A chiusura dei lavori, una piacevole chiacchierata con il giornalista Marco Motta, una delle voci di Radio3 Scienza è servita a carpire i “Consigli di un divulgatore”. Motta ha spiegato quanto sia importante saper raccontare la ricerca per ristabilire il giusto rapporto tra scienza e società dopo il devastante capitolo del Covid-29. Durante la mattinata, il giornalista aveva dedicato uno spazio del programma al Convegno e aveva trasmesso l’intervista ad alcuni partecipanti dalla quale è emerso il ruolo di ponte della storia della scienza con le altre discipline.
La serata è trascorsa piacevolmente tra domande, richieste di approfondimenti, curiosità, promesse di progetti futuri e … impasti locali, cioè panzerotti e focacce baresi, farciti di simpatia.
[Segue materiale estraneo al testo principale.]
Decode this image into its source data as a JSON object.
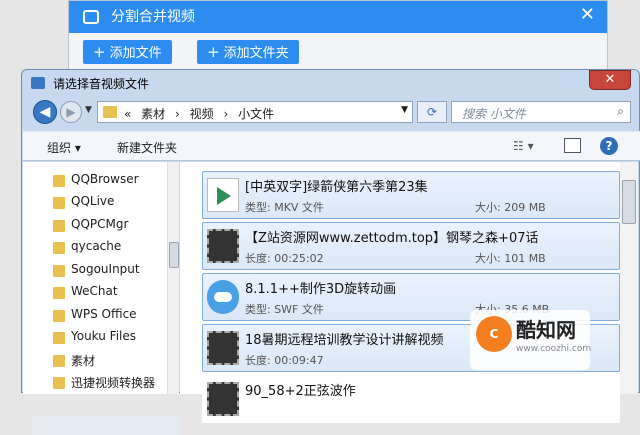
{
  "bg_app": {
    "title": "分割合并视频",
    "close": "✕",
    "add_file": "添加文件",
    "add_folder": "添加文件夹",
    "plus": "+"
  },
  "dialog": {
    "title": "请选择音视频文件",
    "close": "✕",
    "breadcrumb": [
      "«",
      "素材",
      "›",
      "视频",
      "›",
      "小文件"
    ],
    "search_placeholder": "搜索 小文件",
    "toolbar": {
      "organize": "组织 ▾",
      "new_folder": "新建文件夹",
      "help": "?"
    }
  },
  "sidebar_items": [
    "QQBrowser",
    "QQLive",
    "QQPCMgr",
    "qycache",
    "SogouInput",
    "WeChat",
    "WPS Office",
    "Youku Files",
    "素材",
    "迅捷视频转换器"
  ],
  "files": [
    {
      "name": "[中英双字]绿箭侠第六季第23集",
      "meta_label": "类型: MKV 文件",
      "size_label": "大小: 209 MB",
      "icon": "mkv-icon"
    },
    {
      "name": "【Z站资源网www.zettodm.top】钢琴之森+07话",
      "meta_label": "长度: 00:25:02",
      "size_label": "大小: 101 MB",
      "icon": "film-icon"
    },
    {
      "name": "8.1.1++制作3D旋转动画",
      "meta_label": "类型: SWF 文件",
      "size_label": "大小: 35.6 MB",
      "icon": "swf-icon"
    },
    {
      "name": "18暑期远程培训教学设计讲解视频",
      "meta_label": "长度: 00:09:47",
      "size_label": "",
      "icon": "film-icon"
    },
    {
      "name": "90_58+2正弦波作",
      "meta_label": "",
      "size_label": "",
      "icon": "film-icon"
    }
  ],
  "watermark": {
    "brand": "酷知网",
    "url": "www.coozhi.com",
    "glyph": "C"
  }
}
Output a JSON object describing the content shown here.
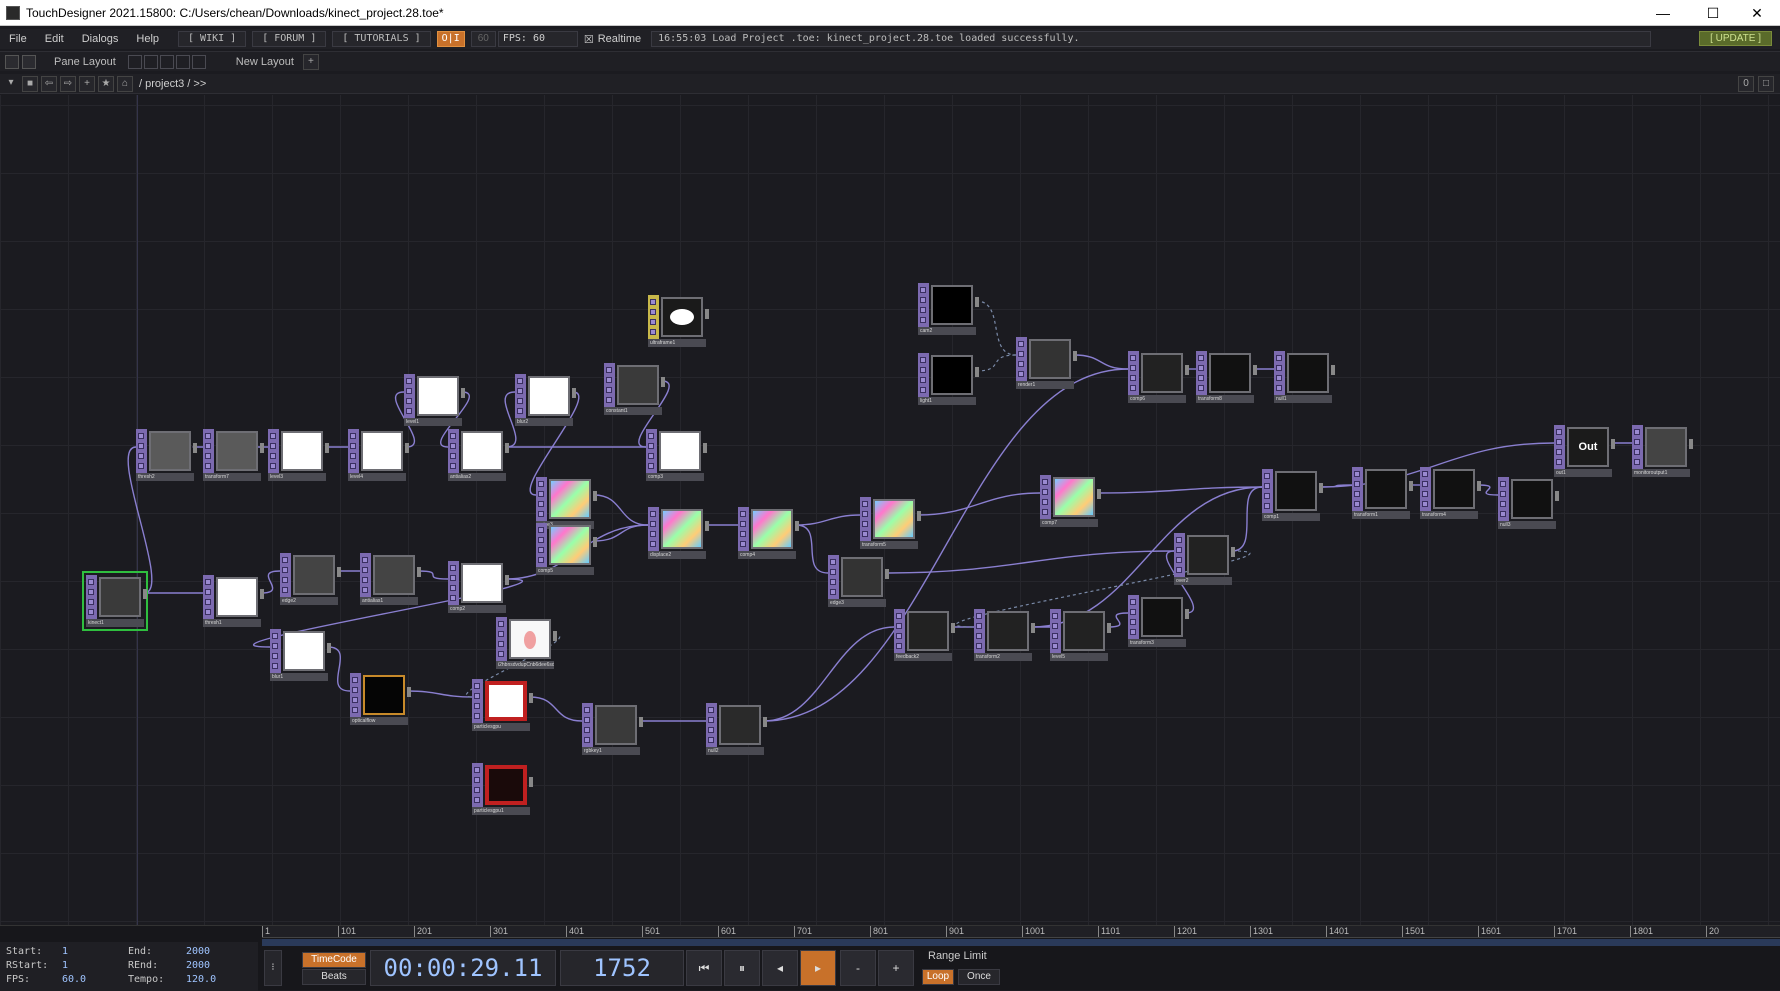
{
  "window": {
    "title": "TouchDesigner 2021.15800: C:/Users/chean/Downloads/kinect_project.28.toe*",
    "minimize": "—",
    "maximize": "☐",
    "close": "✕"
  },
  "menubar": {
    "items": [
      "File",
      "Edit",
      "Dialogs",
      "Help"
    ],
    "wiki": "[ WIKI ]",
    "forum": "[ FORUM ]",
    "tutorials": "[ TUTORIALS ]",
    "oi": "O|I",
    "fps_cap": "60",
    "fps": "FPS:  60",
    "realtime": "Realtime",
    "realtime_check": "☒",
    "status": "16:55:03 Load Project .toe: kinect_project.28.toe loaded successfully.",
    "update": "[ UPDATE ]"
  },
  "panebar": {
    "pane_layout": "Pane Layout",
    "new_layout": "New Layout",
    "add": "+"
  },
  "pathbar": {
    "path": "/ project3 / >>",
    "counter": "0"
  },
  "nodes": [
    {
      "id": "kinect1",
      "label": "kinect1"
    },
    {
      "id": "thresh2",
      "label": "thresh2"
    },
    {
      "id": "transform7",
      "label": "transform7"
    },
    {
      "id": "level3",
      "label": "level3"
    },
    {
      "id": "level4",
      "label": "level4"
    },
    {
      "id": "level1",
      "label": "level1"
    },
    {
      "id": "blur2",
      "label": "blur2"
    },
    {
      "id": "constant1",
      "label": "constant1"
    },
    {
      "id": "antialias2",
      "label": "antialias2"
    },
    {
      "id": "comp3",
      "label": "comp3"
    },
    {
      "id": "ultraframe1",
      "label": "ultraframe1"
    },
    {
      "id": "noise3",
      "label": "noise3"
    },
    {
      "id": "comp5",
      "label": "comp5"
    },
    {
      "id": "displace2",
      "label": "displace2"
    },
    {
      "id": "comp4",
      "label": "comp4"
    },
    {
      "id": "transform5",
      "label": "transform5"
    },
    {
      "id": "thresh1",
      "label": "thresh1"
    },
    {
      "id": "edge2",
      "label": "edge2"
    },
    {
      "id": "antialias1",
      "label": "antialias1"
    },
    {
      "id": "comp2",
      "label": "comp2"
    },
    {
      "id": "blur1",
      "label": "blur1"
    },
    {
      "id": "opticalflow",
      "label": "opticalflow"
    },
    {
      "id": "iquad",
      "label": "i2hbnsdvdupCnb6dee6sdhpehttvb7b61nb0edf01c80860d0de6f0aeb0cbe6f5"
    },
    {
      "id": "particlesgpu",
      "label": "particlesgpu"
    },
    {
      "id": "rgbkey1",
      "label": "rgbkey1"
    },
    {
      "id": "null2",
      "label": "null2"
    },
    {
      "id": "particlesgpu1",
      "label": "particlesgpu1"
    },
    {
      "id": "cam2",
      "label": "cam2"
    },
    {
      "id": "light1",
      "label": "light1"
    },
    {
      "id": "render1",
      "label": "render1"
    },
    {
      "id": "comp6",
      "label": "comp6"
    },
    {
      "id": "transform8",
      "label": "transform8"
    },
    {
      "id": "null1",
      "label": "null1"
    },
    {
      "id": "comp7",
      "label": "comp7"
    },
    {
      "id": "edge3",
      "label": "edge3"
    },
    {
      "id": "feedback2",
      "label": "feedback2"
    },
    {
      "id": "transform2",
      "label": "transform2"
    },
    {
      "id": "level5",
      "label": "level5"
    },
    {
      "id": "transform3",
      "label": "transform3"
    },
    {
      "id": "over2",
      "label": "over2"
    },
    {
      "id": "comp1",
      "label": "comp1"
    },
    {
      "id": "transform1",
      "label": "transform1"
    },
    {
      "id": "transform4",
      "label": "transform4"
    },
    {
      "id": "null3",
      "label": "null3"
    },
    {
      "id": "out1",
      "label": "out1",
      "text": "Out"
    },
    {
      "id": "monitoroutput1",
      "label": "monitoroutput1"
    }
  ],
  "timeline": {
    "ruler": [
      "1",
      "101",
      "201",
      "301",
      "401",
      "501",
      "601",
      "701",
      "801",
      "901",
      "1001",
      "1101",
      "1201",
      "1301",
      "1401",
      "1501",
      "1601",
      "1701",
      "1801",
      "20"
    ],
    "start_label": "Start:",
    "start": "1",
    "rstart_label": "RStart:",
    "rstart": "1",
    "fps_label": "FPS:",
    "fps": "60.0",
    "end_label": "End:",
    "end": "2000",
    "rend_label": "REnd:",
    "rend": "2000",
    "tempo_label": "Tempo:",
    "tempo": "120.0",
    "timecode_btn": "TimeCode",
    "beats_btn": "Beats",
    "timecode": "00:00:29.11",
    "frame": "1752",
    "range_limit": "Range Limit",
    "loop": "Loop",
    "once": "Once",
    "colors": {
      "accent": "#c8712a",
      "timecode_text": "#9fc4ff"
    }
  }
}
Il Convegno voleva essere un momento di confronto ma anche di aggregazione e coesione, data l’eterogeneità dei partecipanti. Per questo ha avuto una propaggine il 1° giugno, che ha portato i soci nella vicina Matera per una passeggiata culturale. La città lucana, scelta come rappresentativa di un documento storico urbano, è stata sintesi iconografica delle tematiche del Convegno. Un itinerario inedito, articolato in discese e risalite tra i Sassi materani, proposto dalla “Pro Loco Città di Matera tra Storia Cultura e Tradizioni”, ha condotto i convegnisti alla scoperta della motivazione che ha assegnato alla Città il riconoscimento di Patrimonio dell’UNESCO nel 1993. Infatti, in quell’anno la Convenzione UNESCO definì il concetto di “paesaggio culturale” quale espressione “delle opere combinate della natura e dell’uomo”. E all’interno dei Sassi, infatti, si cela un esempio di questo paesaggio che “riflette specifiche tecniche di uso sostenibile del territorio” ed esprime “uno specifico rapporto spirituale con la natura”. É l’Ipogeo acquedotto di San Giovanni da Matera, la casa del Santo che conserva nell’interrato tecniche di adattamento del territorio come la neviera, per tenere in fresco gli alimenti in estate, e l’acquedotto sotterraneo, fatto di vasche e condotti che con la tecnica del troppo pieno e dei vasi comunicanti serviva, fino alla metà del ’900, per raccogliere l’acqua potabile e distribuirla alla cittadinanza attraverso pozzi e fontane.
Al termine della passeggiata, prima del rientro a Bari, una sosta nella parte di Foresta di Mercadante compresa nel territorio di Altamura, ha fornito un assaggio del prezioso patrimonio verde del Parco dell’Alta Murgia, che guarda al futuro con solide radici nel passato.